The WorldView-3 instrument is a pushbroom imager, which constructs an image one row at a time as the focused image of the Earth through the telescope moves across the linear detector arrays, which are located on the focal plane.
(From "Radiometric Use of WorldView-3 Imagery", DigiGlobe technical note 2016-02-22)
Monochromatic pushbroom imagers just sweep a 1D image sensor along the track, making up the 2D image as the vehicle moves.
Simple multispectral cameras do the same, using filters over each subsequent sensor bar. That's cheap, but reduces the exposure time for each band. It appears that's what WorldView-3 does for the brighter bands.
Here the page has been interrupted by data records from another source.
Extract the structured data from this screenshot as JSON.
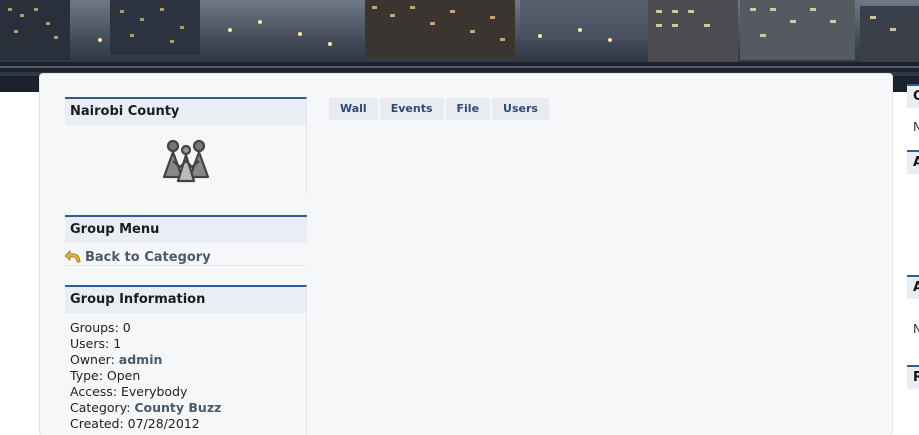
{
  "banner": {
    "icon": "city-skyline-image"
  },
  "county_box": {
    "title": "Nairobi County",
    "logo_icon": "group-people-icon"
  },
  "menu_box": {
    "title": "Group Menu",
    "back_label": "Back to Category",
    "back_icon": "return-arrow-icon"
  },
  "info_box": {
    "title": "Group Information",
    "groups": "Groups: 0",
    "users": "Users: 1",
    "owner_label": "Owner: ",
    "owner_value": "admin",
    "type": "Type: Open",
    "access": "Access: Everybody",
    "category_label": "Category: ",
    "category_value": "County Buzz",
    "created": "Created: 07/28/2012"
  },
  "tabs": [
    {
      "label": "Wall"
    },
    {
      "label": "Events"
    },
    {
      "label": "File"
    },
    {
      "label": "Users"
    }
  ],
  "right_edge": {
    "box1": "C",
    "text1": "N",
    "box2": "A",
    "box3": "A",
    "text3": "N",
    "box4": "R"
  },
  "colors": {
    "accent": "#2c5f98",
    "link": "#4a5b6e",
    "tab_text": "#2e4a75",
    "header_bg": "#eaedf3"
  }
}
For faster (or dimmer light) multispectral imaging, the light from the telescope is separated by the optics to form the separate bands. One way to do this is to use a diffraction grating to do the spectral separation, and then have side-by-side high-efficiency detectors.
(images from G. Petrie "Airborne Pushbroom Line Cameras")
The side-to-side extent sets the bandpass, because the grating has correlated position and frequency. You end up with something like this:
where each peak is a detector bar. The use of parallel detectors gives you complete image coverage (you don't miss parts of the Earth as you swap detectors or filters), some redundancy, good optical efficiency (i.e. you use every possible photon), and sharp edges in wavelength and position.